No Bill Is Better Than A Bad Bill?

Commentary By Ron Beasley

I have have said that a bad health care bill is worse than no bill at all.  Dr Marcia Angell agrees:

Conservative rhetoric notwithstanding, the House bill is not a
"government takeover." I wish it were. Instead, it enshrines and
subsidizes the "takeover" by the investor-owned insurance industry that
occurred after the failure of the Clinton reform effort in 1994. To be
sure, the bill has a few good provisions (expansion of Medicaid, for
example), but they are marginal.

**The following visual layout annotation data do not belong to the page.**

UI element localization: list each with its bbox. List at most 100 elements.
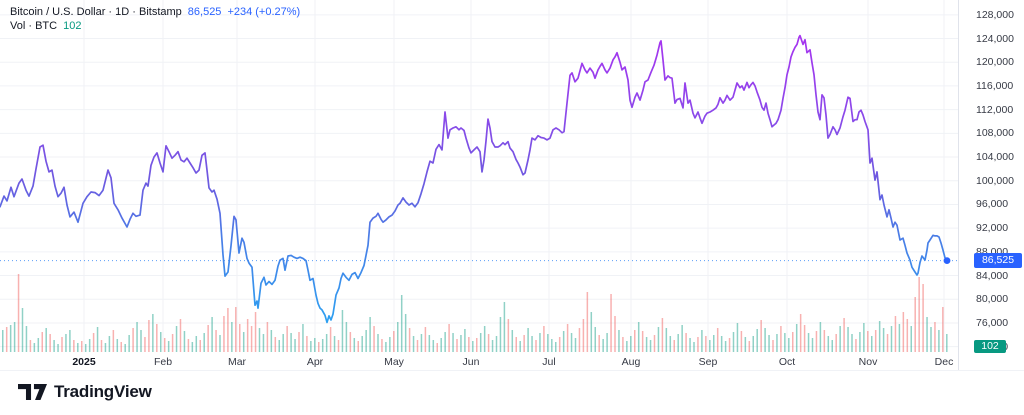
volume-bar — [495, 336, 498, 352]
volume-bar — [156, 324, 158, 352]
volume-bar — [555, 342, 557, 352]
price-axis-label: 92,000 — [976, 222, 1009, 235]
time-axis-label: Apr — [306, 356, 324, 368]
volume-bar — [369, 317, 371, 352]
time-axis-label: Nov — [858, 356, 878, 368]
price-axis-label: 120,000 — [976, 56, 1014, 69]
volume-bar — [400, 295, 403, 352]
volume-bar — [645, 337, 648, 352]
volume-bar — [452, 333, 454, 352]
volume-bar — [610, 294, 612, 352]
volume-bar — [641, 331, 644, 352]
volume-bar — [590, 312, 593, 352]
volume-bar — [41, 332, 43, 352]
volume-bar — [2, 330, 4, 352]
volume-bar — [720, 336, 723, 352]
volume-bar — [863, 323, 865, 352]
volume-bar — [448, 324, 450, 352]
tradingview-logo[interactable]: TradingView — [18, 382, 152, 402]
volume-bar — [258, 328, 261, 352]
volume-bar — [432, 340, 435, 352]
volume-bar — [195, 336, 198, 352]
price-axis-label: 100,000 — [976, 174, 1014, 187]
volume-bar — [318, 342, 320, 352]
volume-bar — [772, 340, 774, 352]
volume-bar — [558, 337, 561, 352]
volume-bar — [689, 338, 691, 352]
volume-bar — [934, 322, 936, 352]
volume-bar — [262, 334, 265, 352]
volume-bar — [898, 324, 901, 352]
volume-bar — [278, 340, 280, 352]
volume-bar — [333, 336, 336, 352]
volume-bar — [5, 327, 8, 352]
volume-bar — [792, 332, 794, 352]
volume-bar — [562, 331, 565, 352]
volume-bar — [547, 334, 549, 352]
volume-bar — [29, 340, 32, 352]
volume-bar — [167, 341, 170, 352]
volume-bar — [831, 340, 833, 352]
time-axis-label: Jul — [542, 356, 556, 368]
volume-bar — [337, 340, 340, 352]
volume-bar — [507, 319, 510, 352]
time-axis-label: May — [384, 356, 404, 368]
volume-bar — [626, 341, 628, 352]
volume-bar — [653, 335, 656, 352]
volume-bar — [468, 337, 470, 352]
last-price-badge: 86,525 — [974, 253, 1022, 269]
volume-bar — [286, 326, 288, 352]
volume-bar — [187, 339, 190, 352]
volume-bar — [942, 307, 944, 352]
volume-bar — [416, 340, 419, 352]
volume-bar — [874, 330, 877, 352]
volume-bar — [266, 322, 269, 352]
volume-bar — [88, 339, 91, 352]
volume-bar — [843, 318, 845, 352]
volume-bar — [290, 333, 292, 352]
tradingview-logo-icon — [18, 384, 47, 400]
volume-bar — [851, 334, 853, 352]
volume-bar — [503, 302, 506, 352]
volume-bar — [77, 343, 79, 352]
volume-bar — [922, 284, 924, 352]
volume-bar — [578, 328, 581, 352]
volume-bar — [740, 331, 743, 352]
volume-bar — [69, 330, 71, 352]
volume-bar — [100, 340, 103, 352]
volume-bar — [227, 308, 229, 352]
volume-bar — [709, 340, 711, 352]
volume-bar — [713, 335, 715, 352]
time-axis-label: Aug — [621, 356, 641, 368]
volume-bar — [108, 336, 111, 352]
volume-bar — [602, 339, 604, 352]
volume-bar — [116, 339, 119, 352]
symbol-title[interactable]: Bitcoin / U.S. Dollar · 1D · Bitstamp — [10, 6, 182, 18]
volume-bar — [539, 333, 541, 352]
volume-bar — [179, 319, 182, 352]
volume-bar — [938, 330, 940, 352]
volume-bar — [207, 325, 209, 352]
volume-bar — [420, 334, 423, 352]
volume-bar — [160, 332, 162, 352]
price-axis-label: 96,000 — [976, 198, 1009, 211]
volume-bar — [855, 339, 857, 352]
volume-bar — [53, 340, 55, 352]
volume-bar — [535, 340, 537, 352]
volume-bar — [764, 328, 766, 352]
volume-bar — [282, 334, 284, 352]
volume-bar — [606, 333, 608, 352]
volume-bar — [242, 332, 245, 352]
volume-bar — [144, 337, 146, 352]
volume-bar — [61, 337, 63, 352]
volume-bar — [867, 331, 869, 352]
volume-bar — [203, 333, 205, 352]
volume-bar — [357, 341, 359, 352]
volume-bar — [444, 332, 446, 352]
volume-bar — [618, 330, 620, 352]
last-price-value: 86,525 — [187, 6, 222, 18]
volume-bar — [235, 307, 237, 352]
volume-bar — [9, 325, 12, 352]
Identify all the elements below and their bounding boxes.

It also provides for some regulation
of the industry (no denial of coverage because of pre-existing
conditions, for example), but since it doesn't regulate premiums, the
industry can respond to any regulation that threatens its profits by
simply raising its rates. The bill also does very little to curb the
perverse incentives that lead doctors to over-treat the well-insured.
And quite apart from its content, the bill is so complicated and
convoluted that it would take a staggering apparatus to administer it
and try to enforce its regulations.

None of the current bills do anything to fix the systemic problems in the current health care system.  Ezra Klein disagrees with both Dr Angell and me.

Failure does not breed success. Obama's defeat will not mean that
more ambitious reforms have "a better chance of trying again." It will
mean that less ambitious reformers have a better chance of trying next time.

Conversely, success does breed success. Medicare and Medicaid began
as fairly limited programs. Medicaid was pretty much limited to
extremely poor children and their caregivers. Medicare didn't cover
prescription drugs, or individuals with disabilities, or home health
services.

But once the programs were passed into law, they were slowly and
continually improved. They became more expansive, with Medicaid growing
to cover not only poor families but also poor adults, and the federal
government giving states the option, and matching dollars, to include
more people under the program's umbrella. Medicare was charged with
covering people with long-term disabilities, and it was eventually
strengthened with a drug benefit, more preventive coverage, the option
of supplementary plans and much more.

This is a convincing argument except I remain convinced that we don't have time for the slow and continued improvement that Ezra talks about.  The health care system is going to implode very soon - perhaps within the next two years.  There will be nothing in any bill passed this year that will help avoid that implosion.  If an inadequate Democratic health care bill passes the likelihood is that  it will be blamed for the implosion.  The best case scenario for the Democrats is a bill, even a bad one, being filibustered in the Senate.